Throughout his presentation, Dr. Morris highlighted many 3D printing case studies showing how the technology has improved treatment and care. He cited congenital scoliosis (spine deformities), which involve extremely complex surgeries due to the complexities of spinal anatomy. From the experience garnered with 3D printing spinal models, the clinic quickly advanced to 3D printing spines with tumors. ‘And once we went to tumors, there was no turning back,’ said Dr. Morris.
Other clinical cited by Dr. Morris were craniomaxillofacial surgery, thoracic surgery, urology—renal sparing surgery, orthopedic/orthopedic oncology surgery, cardiology and neurosciences.
Dr. Morris said that the benefits of 3D printed models for surgeons are matched by the benefits in explaining diagnoses and treatments to patients. Now everyone in the OR, including the patient, understands (to varying degrees) what is going to happen. Patients do not understand their MRI and CT data—even with intense explanations, it is extremely difficult for a layman to interpret this data. Dr. Morris is confident that a 3D physical model provides the patient with the means to give their ‘true informed consent’ prior to surgery.
Benefits to the patient can be seen through the surgical results. One 33-year-old female patient cited by Dr. Morris, a new mother, discovered a hard palette lump that required intensive radiological and chemotherapy treatment as well as surgery. Treatment involved surgical models for planning and patient-specific reconstruction, virtual planning and patient-specific surgical guide production.
The planning and reconstruction of the jaw, the teeth and the surgical tools was done co-operatively with the different doctors involved, in the shortest possible timeframe. One of the greatest motivations for achieving the best reconstruction possible is that cancer patients—primarily concerned about eliminating the cancer—are also extremely anxious to know how long it is going to be before they can go out in public, look normal and eat. Very human questions that the Mayo clinic is now able to go some way to addressing with positive outcomes.

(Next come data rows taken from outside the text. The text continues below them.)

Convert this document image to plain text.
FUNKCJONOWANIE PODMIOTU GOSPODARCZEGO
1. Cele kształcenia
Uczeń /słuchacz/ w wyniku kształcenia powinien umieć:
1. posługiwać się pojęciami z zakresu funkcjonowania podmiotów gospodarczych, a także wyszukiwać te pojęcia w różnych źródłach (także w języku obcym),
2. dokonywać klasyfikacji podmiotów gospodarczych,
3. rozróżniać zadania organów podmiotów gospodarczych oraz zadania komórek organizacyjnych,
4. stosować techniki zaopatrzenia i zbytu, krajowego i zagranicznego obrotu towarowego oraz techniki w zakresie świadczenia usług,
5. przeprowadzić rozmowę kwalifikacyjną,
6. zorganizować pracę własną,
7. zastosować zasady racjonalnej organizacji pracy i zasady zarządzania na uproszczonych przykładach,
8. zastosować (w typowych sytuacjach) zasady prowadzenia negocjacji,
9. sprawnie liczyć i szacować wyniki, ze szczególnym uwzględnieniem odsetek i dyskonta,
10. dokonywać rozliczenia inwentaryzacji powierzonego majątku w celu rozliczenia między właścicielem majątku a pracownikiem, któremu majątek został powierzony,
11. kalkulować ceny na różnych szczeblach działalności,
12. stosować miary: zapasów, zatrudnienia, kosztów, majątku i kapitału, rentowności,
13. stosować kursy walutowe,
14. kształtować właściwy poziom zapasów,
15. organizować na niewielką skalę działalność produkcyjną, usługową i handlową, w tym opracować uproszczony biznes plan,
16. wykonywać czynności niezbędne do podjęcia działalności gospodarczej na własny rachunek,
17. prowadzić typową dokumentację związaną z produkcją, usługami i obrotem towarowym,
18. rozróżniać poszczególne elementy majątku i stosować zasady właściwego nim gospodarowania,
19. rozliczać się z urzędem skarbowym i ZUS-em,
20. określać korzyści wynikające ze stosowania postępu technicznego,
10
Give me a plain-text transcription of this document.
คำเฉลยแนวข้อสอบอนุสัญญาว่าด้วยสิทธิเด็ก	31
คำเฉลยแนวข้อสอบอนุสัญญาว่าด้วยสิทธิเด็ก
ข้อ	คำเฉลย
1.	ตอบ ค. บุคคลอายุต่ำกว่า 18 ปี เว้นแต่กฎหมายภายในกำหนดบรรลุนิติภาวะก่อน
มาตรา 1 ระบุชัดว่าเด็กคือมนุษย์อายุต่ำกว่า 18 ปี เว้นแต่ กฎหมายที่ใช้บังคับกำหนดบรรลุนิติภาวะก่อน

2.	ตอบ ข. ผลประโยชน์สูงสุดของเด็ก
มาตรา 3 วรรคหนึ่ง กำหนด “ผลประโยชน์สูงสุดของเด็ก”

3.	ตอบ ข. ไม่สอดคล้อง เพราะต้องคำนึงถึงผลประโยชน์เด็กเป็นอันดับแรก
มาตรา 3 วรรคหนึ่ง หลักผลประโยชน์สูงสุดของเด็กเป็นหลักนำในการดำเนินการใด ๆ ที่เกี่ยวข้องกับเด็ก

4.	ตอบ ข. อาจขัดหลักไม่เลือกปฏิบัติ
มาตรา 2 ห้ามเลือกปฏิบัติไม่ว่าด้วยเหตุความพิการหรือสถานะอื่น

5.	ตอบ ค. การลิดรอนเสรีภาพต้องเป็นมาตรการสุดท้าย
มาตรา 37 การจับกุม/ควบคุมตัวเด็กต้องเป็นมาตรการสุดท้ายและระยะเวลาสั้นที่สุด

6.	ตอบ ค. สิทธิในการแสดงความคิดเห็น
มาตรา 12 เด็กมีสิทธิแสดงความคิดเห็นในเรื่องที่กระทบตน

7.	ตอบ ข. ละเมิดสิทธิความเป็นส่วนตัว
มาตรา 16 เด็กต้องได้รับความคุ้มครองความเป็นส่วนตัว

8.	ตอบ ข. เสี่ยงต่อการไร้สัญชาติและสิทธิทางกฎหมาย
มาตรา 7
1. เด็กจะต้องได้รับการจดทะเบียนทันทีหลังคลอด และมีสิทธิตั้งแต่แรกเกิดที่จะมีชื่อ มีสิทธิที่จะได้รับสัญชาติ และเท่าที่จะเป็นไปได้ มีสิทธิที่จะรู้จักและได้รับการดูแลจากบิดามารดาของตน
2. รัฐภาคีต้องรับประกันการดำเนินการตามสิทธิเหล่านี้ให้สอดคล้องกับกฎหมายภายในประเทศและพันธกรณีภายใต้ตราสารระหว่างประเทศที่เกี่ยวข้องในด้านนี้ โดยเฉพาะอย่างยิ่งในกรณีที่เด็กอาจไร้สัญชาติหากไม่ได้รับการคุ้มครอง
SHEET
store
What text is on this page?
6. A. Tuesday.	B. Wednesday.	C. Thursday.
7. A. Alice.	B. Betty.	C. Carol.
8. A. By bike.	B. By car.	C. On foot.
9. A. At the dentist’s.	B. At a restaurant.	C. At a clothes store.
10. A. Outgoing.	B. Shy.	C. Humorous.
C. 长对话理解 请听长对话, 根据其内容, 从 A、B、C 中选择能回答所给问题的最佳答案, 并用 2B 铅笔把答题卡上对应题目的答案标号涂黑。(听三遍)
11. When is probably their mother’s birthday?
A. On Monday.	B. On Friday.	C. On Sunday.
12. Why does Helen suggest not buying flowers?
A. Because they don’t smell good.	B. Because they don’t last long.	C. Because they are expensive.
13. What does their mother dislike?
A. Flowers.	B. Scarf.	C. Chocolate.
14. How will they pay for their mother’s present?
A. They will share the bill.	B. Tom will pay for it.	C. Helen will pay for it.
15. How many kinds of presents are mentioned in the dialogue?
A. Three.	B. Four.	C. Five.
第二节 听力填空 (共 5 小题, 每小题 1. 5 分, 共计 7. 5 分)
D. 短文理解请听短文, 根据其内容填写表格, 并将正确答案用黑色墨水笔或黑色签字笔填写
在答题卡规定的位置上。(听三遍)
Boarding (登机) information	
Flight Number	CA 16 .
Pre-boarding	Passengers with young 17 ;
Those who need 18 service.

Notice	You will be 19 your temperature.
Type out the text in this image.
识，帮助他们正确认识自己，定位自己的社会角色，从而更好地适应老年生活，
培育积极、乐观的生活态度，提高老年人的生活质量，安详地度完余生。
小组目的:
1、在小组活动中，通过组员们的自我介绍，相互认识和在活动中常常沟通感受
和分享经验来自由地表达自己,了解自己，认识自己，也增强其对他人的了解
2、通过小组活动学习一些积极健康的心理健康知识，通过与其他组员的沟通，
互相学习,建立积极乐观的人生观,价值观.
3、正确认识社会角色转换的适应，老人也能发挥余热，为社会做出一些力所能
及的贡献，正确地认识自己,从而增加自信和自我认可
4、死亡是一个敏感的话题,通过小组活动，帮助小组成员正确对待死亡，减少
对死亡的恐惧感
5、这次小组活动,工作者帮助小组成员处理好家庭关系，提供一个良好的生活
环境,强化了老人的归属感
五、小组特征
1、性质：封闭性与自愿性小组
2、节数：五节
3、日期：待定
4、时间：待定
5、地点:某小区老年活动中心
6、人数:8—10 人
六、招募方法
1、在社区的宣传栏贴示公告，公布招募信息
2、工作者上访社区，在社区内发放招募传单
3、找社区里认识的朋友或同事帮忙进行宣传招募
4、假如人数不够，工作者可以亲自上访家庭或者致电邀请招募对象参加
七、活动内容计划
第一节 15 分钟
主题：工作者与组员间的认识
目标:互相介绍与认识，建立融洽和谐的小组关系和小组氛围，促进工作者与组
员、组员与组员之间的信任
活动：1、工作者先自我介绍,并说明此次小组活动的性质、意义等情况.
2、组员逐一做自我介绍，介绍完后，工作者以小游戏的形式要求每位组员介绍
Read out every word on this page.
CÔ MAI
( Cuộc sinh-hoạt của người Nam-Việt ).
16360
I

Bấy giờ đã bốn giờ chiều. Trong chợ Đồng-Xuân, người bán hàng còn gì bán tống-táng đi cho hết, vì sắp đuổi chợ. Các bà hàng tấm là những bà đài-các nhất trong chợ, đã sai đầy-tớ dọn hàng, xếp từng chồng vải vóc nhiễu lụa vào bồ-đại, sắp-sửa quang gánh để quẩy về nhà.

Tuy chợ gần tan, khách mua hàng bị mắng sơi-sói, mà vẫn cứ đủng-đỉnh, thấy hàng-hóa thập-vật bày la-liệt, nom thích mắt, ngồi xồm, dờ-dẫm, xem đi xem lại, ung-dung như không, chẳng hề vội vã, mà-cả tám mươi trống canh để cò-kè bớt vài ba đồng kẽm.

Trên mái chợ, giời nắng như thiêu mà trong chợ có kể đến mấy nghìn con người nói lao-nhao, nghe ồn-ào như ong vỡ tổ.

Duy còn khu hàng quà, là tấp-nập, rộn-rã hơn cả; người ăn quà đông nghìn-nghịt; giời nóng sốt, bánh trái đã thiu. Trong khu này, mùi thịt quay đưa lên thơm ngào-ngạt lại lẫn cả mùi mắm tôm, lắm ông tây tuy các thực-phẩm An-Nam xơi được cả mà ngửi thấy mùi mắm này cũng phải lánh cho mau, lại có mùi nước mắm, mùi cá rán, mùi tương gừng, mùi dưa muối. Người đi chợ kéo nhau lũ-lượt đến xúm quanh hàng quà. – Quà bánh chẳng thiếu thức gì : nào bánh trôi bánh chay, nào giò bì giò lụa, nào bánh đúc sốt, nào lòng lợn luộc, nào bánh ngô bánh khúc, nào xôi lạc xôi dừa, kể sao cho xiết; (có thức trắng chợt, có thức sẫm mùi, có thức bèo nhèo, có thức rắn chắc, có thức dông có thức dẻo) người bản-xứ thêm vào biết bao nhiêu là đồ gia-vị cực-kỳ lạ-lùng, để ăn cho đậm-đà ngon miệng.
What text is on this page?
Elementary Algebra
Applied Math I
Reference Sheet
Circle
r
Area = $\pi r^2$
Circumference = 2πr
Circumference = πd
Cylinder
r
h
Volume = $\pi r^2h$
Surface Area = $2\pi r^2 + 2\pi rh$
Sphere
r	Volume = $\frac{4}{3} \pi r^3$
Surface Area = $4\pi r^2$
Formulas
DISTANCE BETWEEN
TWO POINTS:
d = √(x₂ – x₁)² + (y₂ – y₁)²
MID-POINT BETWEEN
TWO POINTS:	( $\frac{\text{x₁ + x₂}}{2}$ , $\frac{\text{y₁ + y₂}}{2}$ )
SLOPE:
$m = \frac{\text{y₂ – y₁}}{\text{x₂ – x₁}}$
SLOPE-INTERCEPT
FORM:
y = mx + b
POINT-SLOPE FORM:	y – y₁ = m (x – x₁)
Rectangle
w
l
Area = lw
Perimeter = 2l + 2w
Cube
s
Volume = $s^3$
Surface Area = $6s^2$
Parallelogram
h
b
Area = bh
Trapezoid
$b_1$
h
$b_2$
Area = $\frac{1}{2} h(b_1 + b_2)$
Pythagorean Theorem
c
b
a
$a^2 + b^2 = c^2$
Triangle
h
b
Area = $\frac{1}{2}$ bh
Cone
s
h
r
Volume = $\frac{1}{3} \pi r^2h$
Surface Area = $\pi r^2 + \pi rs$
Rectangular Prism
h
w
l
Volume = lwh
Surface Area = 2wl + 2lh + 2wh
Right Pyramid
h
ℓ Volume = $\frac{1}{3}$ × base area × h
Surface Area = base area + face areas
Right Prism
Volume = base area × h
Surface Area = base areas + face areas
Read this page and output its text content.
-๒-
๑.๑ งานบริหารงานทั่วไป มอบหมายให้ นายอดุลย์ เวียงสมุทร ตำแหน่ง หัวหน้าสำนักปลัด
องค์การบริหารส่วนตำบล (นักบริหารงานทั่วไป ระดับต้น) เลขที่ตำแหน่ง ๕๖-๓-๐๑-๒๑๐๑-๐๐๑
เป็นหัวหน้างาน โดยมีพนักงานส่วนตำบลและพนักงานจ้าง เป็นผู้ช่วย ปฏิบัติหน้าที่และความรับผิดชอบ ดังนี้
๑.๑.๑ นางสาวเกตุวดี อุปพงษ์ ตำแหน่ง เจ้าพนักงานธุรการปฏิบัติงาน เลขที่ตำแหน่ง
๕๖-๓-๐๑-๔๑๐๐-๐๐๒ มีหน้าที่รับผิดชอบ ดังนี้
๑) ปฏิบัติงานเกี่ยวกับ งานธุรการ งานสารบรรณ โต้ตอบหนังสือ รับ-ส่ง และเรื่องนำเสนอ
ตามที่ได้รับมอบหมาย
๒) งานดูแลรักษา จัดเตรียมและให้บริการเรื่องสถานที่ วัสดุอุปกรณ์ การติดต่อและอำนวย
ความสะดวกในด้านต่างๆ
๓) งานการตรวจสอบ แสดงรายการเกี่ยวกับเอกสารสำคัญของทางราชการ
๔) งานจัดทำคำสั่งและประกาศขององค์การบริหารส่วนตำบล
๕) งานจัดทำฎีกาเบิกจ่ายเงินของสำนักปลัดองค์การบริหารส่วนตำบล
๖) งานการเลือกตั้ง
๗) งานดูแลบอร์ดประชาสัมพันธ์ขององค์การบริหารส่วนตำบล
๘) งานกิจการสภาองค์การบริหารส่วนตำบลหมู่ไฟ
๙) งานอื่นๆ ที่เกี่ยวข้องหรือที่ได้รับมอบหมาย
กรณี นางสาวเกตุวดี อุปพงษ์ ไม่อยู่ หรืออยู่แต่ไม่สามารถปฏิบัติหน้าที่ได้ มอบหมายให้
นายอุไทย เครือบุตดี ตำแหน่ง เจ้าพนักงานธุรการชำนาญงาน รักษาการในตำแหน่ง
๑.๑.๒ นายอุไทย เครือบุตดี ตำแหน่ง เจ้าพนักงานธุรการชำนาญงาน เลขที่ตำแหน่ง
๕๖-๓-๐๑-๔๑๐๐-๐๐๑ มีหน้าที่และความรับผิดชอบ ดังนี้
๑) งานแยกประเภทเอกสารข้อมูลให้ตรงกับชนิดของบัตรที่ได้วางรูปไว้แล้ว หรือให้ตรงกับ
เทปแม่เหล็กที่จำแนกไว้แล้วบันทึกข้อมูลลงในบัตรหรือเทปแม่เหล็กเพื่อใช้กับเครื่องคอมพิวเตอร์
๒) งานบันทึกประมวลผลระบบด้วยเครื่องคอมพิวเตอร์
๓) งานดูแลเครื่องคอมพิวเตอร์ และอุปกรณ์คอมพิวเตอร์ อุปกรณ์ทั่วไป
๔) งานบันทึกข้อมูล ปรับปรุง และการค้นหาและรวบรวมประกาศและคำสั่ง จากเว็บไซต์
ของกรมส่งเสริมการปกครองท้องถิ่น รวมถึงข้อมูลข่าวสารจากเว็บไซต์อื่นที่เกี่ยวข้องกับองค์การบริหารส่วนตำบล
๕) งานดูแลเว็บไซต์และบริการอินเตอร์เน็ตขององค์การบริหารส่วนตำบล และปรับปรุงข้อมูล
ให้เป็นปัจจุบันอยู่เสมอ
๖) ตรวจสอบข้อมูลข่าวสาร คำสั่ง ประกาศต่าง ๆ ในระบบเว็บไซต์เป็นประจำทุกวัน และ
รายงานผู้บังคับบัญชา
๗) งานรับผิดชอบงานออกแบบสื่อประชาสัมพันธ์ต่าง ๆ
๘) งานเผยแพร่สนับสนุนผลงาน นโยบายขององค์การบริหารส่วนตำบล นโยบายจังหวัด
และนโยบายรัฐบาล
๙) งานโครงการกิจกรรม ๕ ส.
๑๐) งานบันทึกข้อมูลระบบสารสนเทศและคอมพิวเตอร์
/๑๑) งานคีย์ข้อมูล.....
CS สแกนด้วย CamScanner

Dr. Morris’ presentation was positive and upbeat, but he did not shy away from confronting the challenges still to be faced before 3D printing technology can reach its full potential. Notably, he cited: payment structures; time to model (segmentation software, ‘still the bane of our existence’, and design time); print time (particularly for large models) and print reliability; quality control; in-hospital infrastructure; manufacturing infrastructure; software; and post-processing.
Despite these challenges, which are not insurmountable, the Mayo Clinic continues as a beacon for integrated, fully operational 3D printing facilities. It truly is, in Dr. Morris’s words, ‘always about the patient.’